Большой палец со всей нежностью касался кожи, пока вторая рука убирала с лица взбунтовавшиеся от сильного ветра пряди волос.
— Мы увидимся сегодня?
Довольная улыбка и я коварно закусила нижнюю губу. И на лице Станислава Олеговича стала появляться ответная улыбка, что почему-то излучала тепло.
— Возможно.
Глаза напротив хищно блеснули.
— Мой водитель заберет тебя в восемь, — и с этими словами он нежно коснулся моих губ.
Совсем не спеша горячий язык пробрал в мой рот. Со всей осторожностью он снова и снова оставлял поцелуи, продолжая гладить чувствительную щеку. А я и представить не могла, что мой босс способен дарить столько нежности.
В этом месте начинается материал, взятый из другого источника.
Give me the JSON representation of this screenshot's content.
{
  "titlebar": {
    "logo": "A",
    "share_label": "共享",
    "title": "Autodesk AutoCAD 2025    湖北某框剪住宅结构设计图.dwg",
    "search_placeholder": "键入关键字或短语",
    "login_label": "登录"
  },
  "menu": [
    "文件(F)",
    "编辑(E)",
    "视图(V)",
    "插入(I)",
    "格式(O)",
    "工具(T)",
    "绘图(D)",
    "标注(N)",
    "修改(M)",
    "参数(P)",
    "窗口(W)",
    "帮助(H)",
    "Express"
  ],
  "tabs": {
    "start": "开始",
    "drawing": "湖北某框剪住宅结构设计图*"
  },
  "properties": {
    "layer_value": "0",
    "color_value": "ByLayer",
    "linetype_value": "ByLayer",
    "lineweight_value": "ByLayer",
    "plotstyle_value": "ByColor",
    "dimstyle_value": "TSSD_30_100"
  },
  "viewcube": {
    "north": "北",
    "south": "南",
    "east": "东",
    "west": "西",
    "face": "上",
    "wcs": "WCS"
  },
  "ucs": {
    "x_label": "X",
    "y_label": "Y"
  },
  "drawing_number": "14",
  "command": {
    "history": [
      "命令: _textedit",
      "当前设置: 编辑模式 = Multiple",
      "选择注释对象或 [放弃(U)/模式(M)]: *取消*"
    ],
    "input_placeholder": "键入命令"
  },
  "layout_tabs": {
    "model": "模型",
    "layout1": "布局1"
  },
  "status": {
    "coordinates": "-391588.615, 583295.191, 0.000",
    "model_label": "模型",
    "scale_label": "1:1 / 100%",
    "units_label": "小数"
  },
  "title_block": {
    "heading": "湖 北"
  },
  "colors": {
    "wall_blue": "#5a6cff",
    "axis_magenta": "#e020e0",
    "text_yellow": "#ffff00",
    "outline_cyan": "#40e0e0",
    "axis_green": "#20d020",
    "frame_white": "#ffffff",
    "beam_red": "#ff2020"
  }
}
Наверное, потому что в моих представлениях, в таком человеке как он для нее и вовсе не было места.
Горячие губы отпустили, позволяя свободно сделать первый вдох и на этот раз Станислав Олегович заставил нас соприкоснуться лбами. И уверена ему не меньше моего было необходимо перевести дыхание.
— Ладно, — прошептала в его губы и мы одновременно лукаво улыбнулись.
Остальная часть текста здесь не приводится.